Helium and Oxygen Plasma Treatment on ZnO Thin Films Fabricated Using Atmospheric Cold Plasma

Abstract

Under atmospheric pressure, homogeneous non-equilibrium barrier discharge was generated stably using high voltage pulsed power (1 kV, 20 kHz) excitation of helium and oxygen gases. Source material Zn-MOPD (2-methoxy-6-methyl-3, 5-heptanedionate Zinc) was fed into this glow discharge cold plasma. Transparent uniform ZnO films about 172 nm of thickness were fabricated on glass slides at the substrate temperature of 400℃. In this paper, we investigate the effects of He and O₂ plasma treatment or He plasma treatment on ZnO thin films.
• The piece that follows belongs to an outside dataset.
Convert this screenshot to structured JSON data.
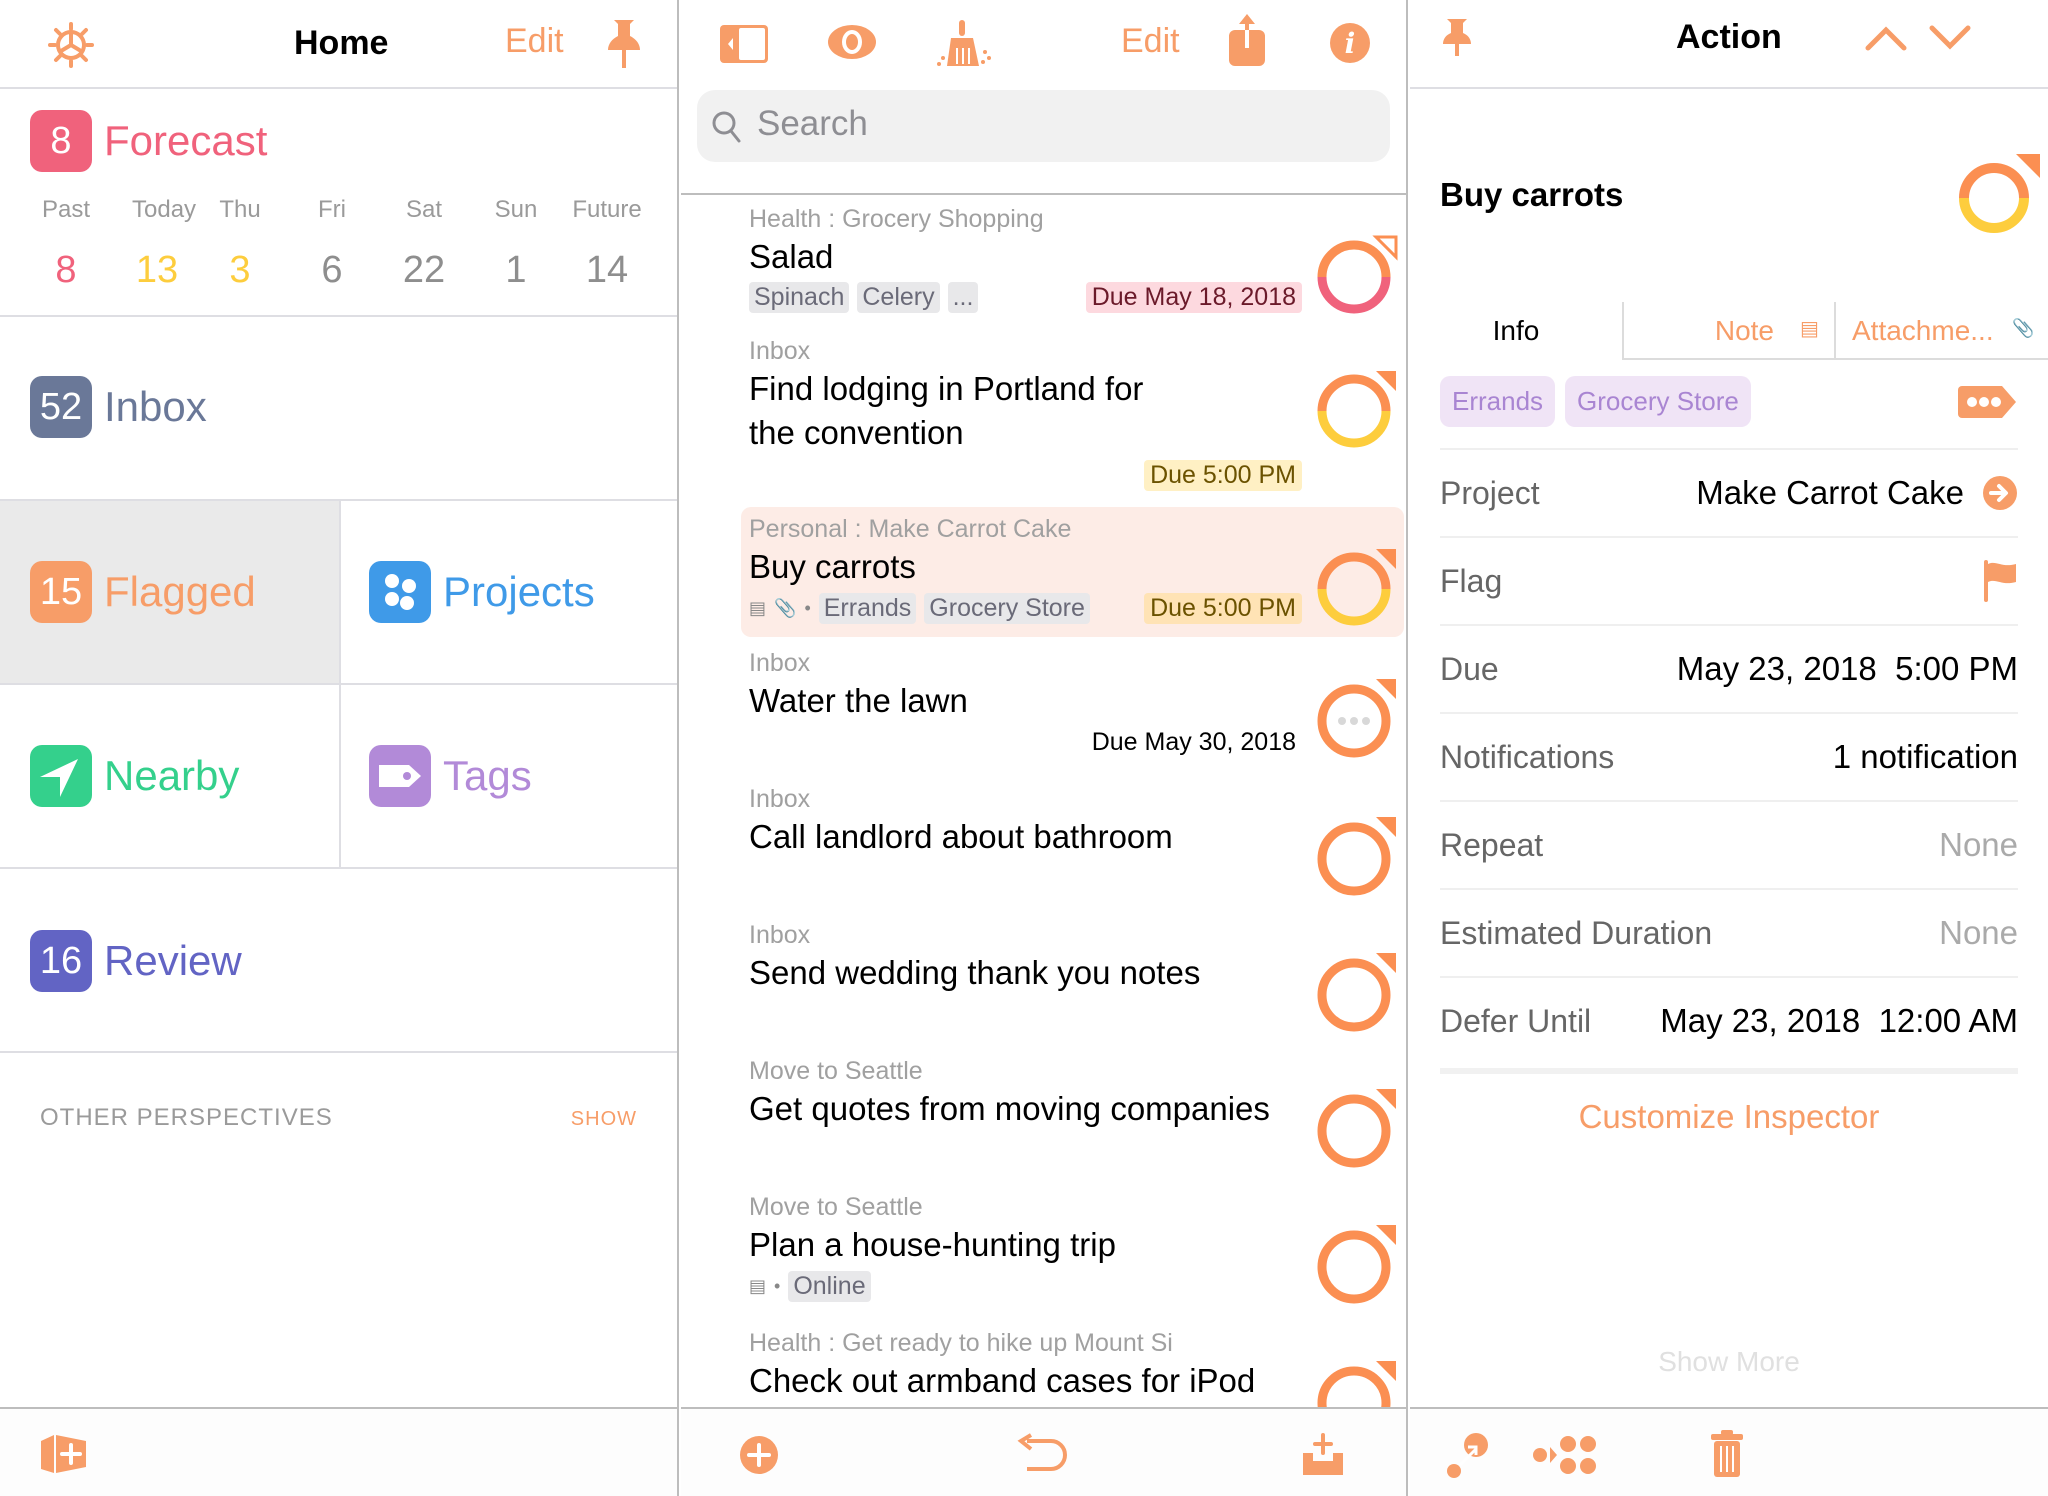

The average transmittance of as-deposited film and the films after plasma treatment was about 90% with wavelengths ranging from 400 to 800 nm. X-ray diffraction measurement revealed that ZnO films had a c-axis oriented poly-crystalline structure. Their crystallinity improved by plasma treatment. By increasing the time of He and O₂ plasma treatment, electrical resistivity increased from 0.50 Ωm to 7.9 Ωm at 60 min. However, by increasing the time of He plasma treatment, electrical resistivity decreased into 0.053 Ωm at 60 min. FE-SEM observations show a change in the grain size of the columnar microstructure of the film. These results suggest that He plasma treatment or He and O₂ plasma treatment change the microstructure of the film and then electrical resistivity changes.